Matrices are grids of numbers that are surrounded by brackets, a kind of squared-off parentheses. And matrices are labeled by their number of rows and columns, so we call a matrix an M x N matrix, where M is the number of rows and N is the number of columns. What you see here is a 3 by 5 (3 x 5) matrix, because it has 3 rows and 5 columns of numbers which is a total of 15 numbers inside. This would be a 6 by 1 (6 x 1) matrix because of its 6 rows and only 1 column. Both of these examples look like rectangles because the number of rows and columns are different.

## Square Matrices

When the number of rows and columns are the same, we end up with a square matrix. That means that we could have a square matrix that is 1x1 or 2x2 or 3X3. Because they have the same number of rows and columns, the mathematical way of defining a square matrix is to say that it is any matrix that is N x N. The reason we need to know what a square matrix is, is that a determinant can only be calculated on square matrices. As long as it is a square matrix, the determinant of any matrix is simply a number, so the determinant takes a matrix and boils it down to one value. Actually calculating the determinant gets more and more difficult as the matrix gets bigger and bigger, so we'll start by looking at the smallest square matrix (1x1) and practice on bigger and bigger ones.
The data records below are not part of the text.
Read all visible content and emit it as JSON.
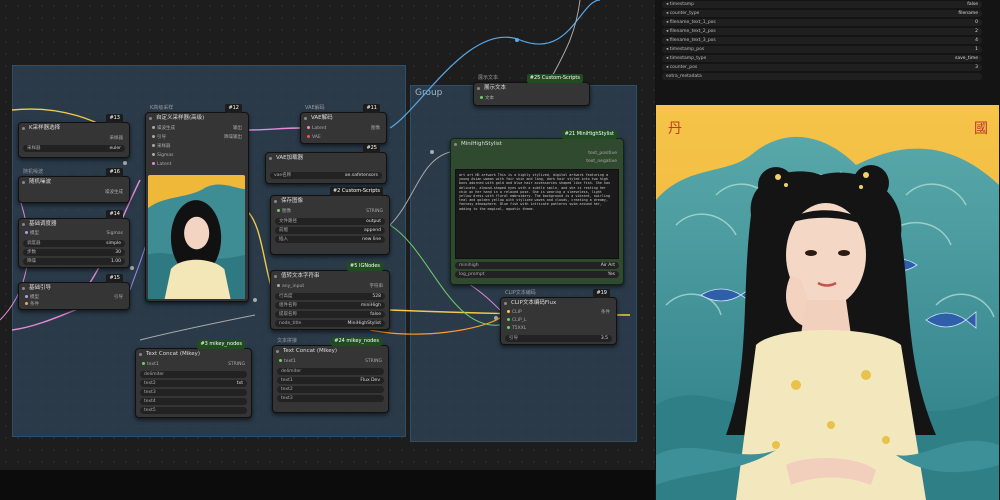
{
  "panel_rows": [
    {
      "label": "timestamp",
      "value": "false"
    },
    {
      "label": "counter_type",
      "value": "filename"
    },
    {
      "label": "filename_text_1_pos",
      "value": "0"
    },
    {
      "label": "filename_text_2_pos",
      "value": "2"
    },
    {
      "label": "filename_text_3_pos",
      "value": "4"
    },
    {
      "label": "timestamp_pos",
      "value": "1"
    },
    {
      "label": "timestamp_type",
      "value": "save_time"
    },
    {
      "label": "counter_pos",
      "value": "3"
    },
    {
      "label": "extra_metadata",
      "value": ""
    }
  ],
  "group_label": "Group",
  "nodes": {
    "ksampler": {
      "badge": "#13",
      "label": "K采样器选择",
      "field": {
        "k": "采样器",
        "v": "euler"
      },
      "out": "采样器"
    },
    "advanced": {
      "title": "K高级采样",
      "badge": "#12",
      "label": "自定义采样器(高级)",
      "inputs": [
        "噪波生成",
        "引导",
        "采样器",
        "Sigmas",
        "Latent"
      ],
      "outputs": [
        "输出",
        "降噪输出"
      ]
    },
    "noise": {
      "title": "随机噪波",
      "badge": "#16",
      "label": "随机噪波",
      "out": "噪波生成"
    },
    "scheduler": {
      "badge": "#14",
      "label": "基础调度器",
      "in": "模型",
      "out": "Sigmas",
      "fields": [
        {
          "k": "调度器",
          "v": "simple"
        },
        {
          "k": "步数",
          "v": "30"
        },
        {
          "k": "降噪",
          "v": "1.00"
        }
      ]
    },
    "guider": {
      "badge": "#15",
      "label": "基础引导",
      "inputs": [
        "模型",
        "条件"
      ],
      "out": "引导"
    },
    "vae_decode": {
      "title": "VAE解码",
      "badge": "#11",
      "label": "VAE解码",
      "inputs": [
        "Latent",
        "VAE"
      ],
      "out": "图像"
    },
    "vae_loader": {
      "badge": "#25",
      "label": "VAE加载器",
      "field": {
        "k": "vae名称",
        "v": "ae.safetensors"
      }
    },
    "save_image": {
      "badge": "#2 Custom-Scripts",
      "label": "保存图像",
      "in": "图像",
      "out": "STRING",
      "fields": [
        {
          "k": "文件路径",
          "v": "output"
        },
        {
          "k": "前缀",
          "v": "append"
        },
        {
          "k": "插入",
          "v": "new line"
        }
      ]
    },
    "loader": {
      "badge": "#5 IGNodes",
      "label": "值转文本字符串",
      "in": "any_input",
      "out": "字符串",
      "fields": [
        {
          "k": "行高度",
          "v": "528"
        },
        {
          "k": "组件名称",
          "v": "miniHigh"
        },
        {
          "k": "提取名称",
          "v": "false"
        },
        {
          "k": "node_title",
          "v": "MiniHighStylist"
        }
      ]
    },
    "show_text": {
      "title": "展示文本",
      "badge": "#25 Custom-Scripts",
      "label": "展示文本",
      "in": "文本"
    },
    "prompt": {
      "badge": "#21 MiniHighStylist",
      "label": "MiniHighStylist",
      "outputs": [
        "text_positive",
        "text_negative"
      ],
      "text": "art art HD artwork This is a highly stylized, digital artwork featuring a young Asian woman with fair skin and long, dark hair styled into two high buns adorned with gold and blue hair accessories shaped like fish. She has delicate, almond-shaped eyes with a subtle smile, and she is resting her chin on her hand in a relaxed pose. She is wearing a sleeveless, light yellow dress with floral embroidery. The background is a vibrant, swirling teal and golden yellow with stylized waves and clouds, creating a dreamy, fantasy atmosphere. Blue fish with intricate patterns swim around her, adding to the magical, aquatic theme.",
      "fields": [
        {
          "k": "minihigh",
          "v": "Air Art"
        },
        {
          "k": "log_prompt",
          "v": "Yes"
        }
      ]
    },
    "clip": {
      "title": "CLIP文本编码",
      "badge": "#19",
      "label": "CLIP文本编码Flux",
      "inputs": [
        "CLIP",
        "CLIP_L",
        "T5XXL"
      ],
      "out": "条件",
      "field": {
        "k": "引导",
        "v": "3.5"
      }
    },
    "concat1": {
      "badge": "#3 mikey_nodes",
      "label": "Text Concat (Mikey)",
      "in": "text1",
      "out": "STRING",
      "fields": [
        {
          "k": "delimiter",
          "v": ""
        },
        {
          "k": "text2",
          "v": "txt"
        },
        {
          "k": "text3",
          "v": ""
        },
        {
          "k": "text4",
          "v": ""
        },
        {
          "k": "text5",
          "v": ""
        }
      ]
    },
    "concat2": {
      "title": "文本拼接",
      "badge": "#24 mikey_nodes",
      "label": "Text Concat (Mikey)",
      "in": "text1",
      "out": "STRING",
      "fields": [
        {
          "k": "delimiter",
          "v": ""
        },
        {
          "k": "text1",
          "v": "Flux Dev"
        },
        {
          "k": "text2",
          "v": ""
        },
        {
          "k": "text3",
          "v": ""
        }
      ]
    }
  },
  "colors": {
    "group": "#34526e",
    "accent": "#4aa3ff",
    "wire_yellow": "#f2c94c",
    "wire_pink": "#e58ad6",
    "wire_blue": "#5aa9e6",
    "wire_orange": "#ff9b2e"
  }
}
Taking the determinant of a 1x1 matrix is what mathematicians call 'trivial.' This is because there is essentially nothing to do. For example, the determinant of the matrix (which is denoted by the straight bars instead of the brackets) |4| is just 4. Or the determinant of the matrix |-5| is just -5. Notice that the matrix is no longer in brackets but just in straight, up-and-down bars, kind of like absolute value signs. Although the | | symbols look the same as an absolute value, this is just a coincidence and probably comes down to the fact that mathematicians are lazy and don't want to draw anything else more complicated.

## 2X2 Matrix

Taking the determinant of a 2x2 matrix starts to get a little more complicated. Let's look at the example |5 4 , 8 2|. Again, because the matrix is surrounded by | | we know that we are being asked to calculate the numeric value of the determinant. Now, we have to start with a process that involves multiplying the diagonals and subtracting the products. We start with the top left to bottom right diagonal; in this example, we would do (5)(2). We subtract the bottom left to top right diagonal, which is (8)(4) from that. What we end up with is 10 - 32 = -22, so the determinant of this matrix is simply -22. Another quick example might be |-1 5 , -4 3|. Here we would do (-1)(3) - (-4)(5). Be careful when you subtract a negative, since it changes sign. So, (-1)(3)-(-4)(5) = -3 + 20 = 17.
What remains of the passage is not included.